Como punição, Osken passou o dia inteiro cortando lenha para todos os moradores do vilarejo. Durante o crepúsculo, o jovem já estava exausto de seus afazeres, até que, do alto da colina em que estava, viu os barcos de pesca retornarem e achou estranho a multidão de pessoas que se amontoavam ao redor. Contudo, por vergonha de ter sido punido pela anciã, decidiu esperar as pessoas se dispersarem para retornar à vila.
Algumas horas depois, no início da noite, após retornar ao vilarejo com toda a lenha obtida, ele deixou o material no depósito e viu as pessoas alteradas, cochichando, como se tivesse acontecido algum fato importante.
Enquanto voltava para casa, o pescador encontrou Jiro, seu amigo, correndo em sua direção, todo empolgado:
— Osken, Osken, tava te procurando por todo lugar. Onde você se meteu? Não te encontrava em lugar algum.

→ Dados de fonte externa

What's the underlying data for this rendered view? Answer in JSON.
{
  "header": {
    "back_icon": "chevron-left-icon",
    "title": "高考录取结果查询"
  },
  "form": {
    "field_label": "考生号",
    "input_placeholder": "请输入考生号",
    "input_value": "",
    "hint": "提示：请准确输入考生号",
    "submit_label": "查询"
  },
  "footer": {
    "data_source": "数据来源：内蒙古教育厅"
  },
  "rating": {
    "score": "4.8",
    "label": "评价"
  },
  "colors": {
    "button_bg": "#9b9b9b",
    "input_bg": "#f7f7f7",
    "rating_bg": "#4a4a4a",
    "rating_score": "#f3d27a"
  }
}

— Estava meditando no alto da colina, treinando magia. Hahaha! — mentiu Osken com um sorriso falso e com vergonha da situação.
— Não importa. Você viu o que pegamos hoje na pescaria? — perguntou Jiro, empolgado.
— Peixes?
— Não, seu idiota. Aliás, sim. Não me confunda. Além dos peixes, pescamos algo bem mais importante — Jiro falava desajeitadamente.
— O que foi? Uma baleia — retrucou Osken, desconfiado do amigo, pensando que ele fazia alarde por pouca coisa.
— Melhor. Uma sereia! A sereia de Taigyo. Pelo menos é assim que todos estão chamando-a — Jiro falou empolgado, balançando os braços.
— Sério? Pescaram uma sereia? Mentiroso! — Osken retrucou, intrigado.
— Na verdade, não é especificamente uma sereia, mas uma linda mulher. Com uma beleza diferente. Ela estava à deriva em um barco, nós a pegamos inconsciente e trouxemos ela para o vilarejo.
— Que merda. Essas coisas acontecem apenas quando eu não vou. O destino é muito malvado comigo. Mas, vem cá, ela era bonita mesmo ou você tá exagerando? — Osken questionou com curiosidade e empolgação.
— Tô te falando, meu amigo. Ela tem uma beleza totalmente diferente das mulheres daqui. Acho que estou apaixonado. Hahaha!
— Quero ver a sereia de Taigyo. Onde vocês a levaram?
— Para a casa da Senhora Babacoco.
— QUE? Logo na casa daquela velha racinza? — Osken fez uma cara de desconforto. — Bem... Não importa. Pelo visto irei jantar hoje na casa dessa velha. Hehehe!